Die Klägerin war seit 1998 als Alten­pfle­ge­helferin in einer Senio­ren­wohn­anlage beschäftigt. Der Arbeitgeber warf der Klägerin vor, im September 2008 eine an Parkinson leidende Bewohnerin leichtfertig angerempelt und so zu Fall gebracht und anschließend nicht versorgt zu haben. Er kündigte daraufhin das Arbeits­ver­hältnis fristgerecht zum 31. Januar 2009. In der vorangegangenen Betrie­bs­rats­an­hörung berief er sich auf diese Vorwürfe und stellte abschließend fest, dass die Klägerin aufgrund des gezeigten Verhaltens auf einer Pflegestation zur Betreuung auch sehr kranker Bewohner nicht tragbar sei. Das Arbeitsgericht Lübeck hat der Kündi­gungs­schutzklage stattgegeben und auf Antrag der Klägerin das Arbeits­ver­hältnis gegen Zahlung einer Abfindung aufgelöst. Die hiergegen von der Beklagten eingelegte Berufung blieb erfolglos.

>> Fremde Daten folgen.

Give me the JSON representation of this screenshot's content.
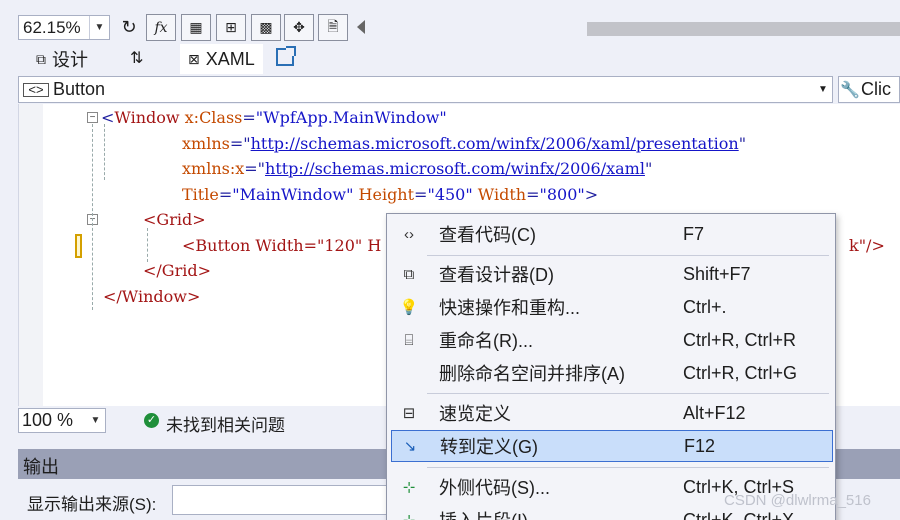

Gericht stuft Verhalten des Arbeitgebers als sozialwidrig ein

Das Landes­a­r­beits­gericht stellte fest, dass die Kündigung wegen fehlender vorheriger Abmahnung sozialwidrig sei, insbesondere vor dem Hintergrund, dass die Klägerin seit 1998 beanstan­dungsfrei gearbeitet habe. Der Auflösungsantrag sei ebenfalls begründet. Auch wenn die Beklagte die Behauptung, die Klägerin habe die Bewohnerin „angerempelt“ oder „umgerannt“ inzwischen in „gestreift“ modifiziert habe und nunmehr vortrage, die Klägerin habe sich nicht „ausreichend“ um die Bewohnerin gekümmert, stünden die zuvor erhobenen Vorwürfe im Raum. Der Arbeitgeber habe die Klägerin der Verant­wor­tungs­lo­sigkeit bezichtigt, welches gerade für Mitarbeiter im Pflegebereich einen schweren Vorwurf darstelle. Bei derart extremen Vorwürfen, die in ihrer Intensität nicht aufrecht­er­halten werden könnten, sei zu befürchten, dass der Arbeitgeber in anderen Fällen ähnliche Verhal­tens­weisen zeigen werde. Vor diesem Hintergrund sei der Klägerin vorliegend nicht zuzumuten gewesen, das Arbeits­ver­hältnis fortzusetzen.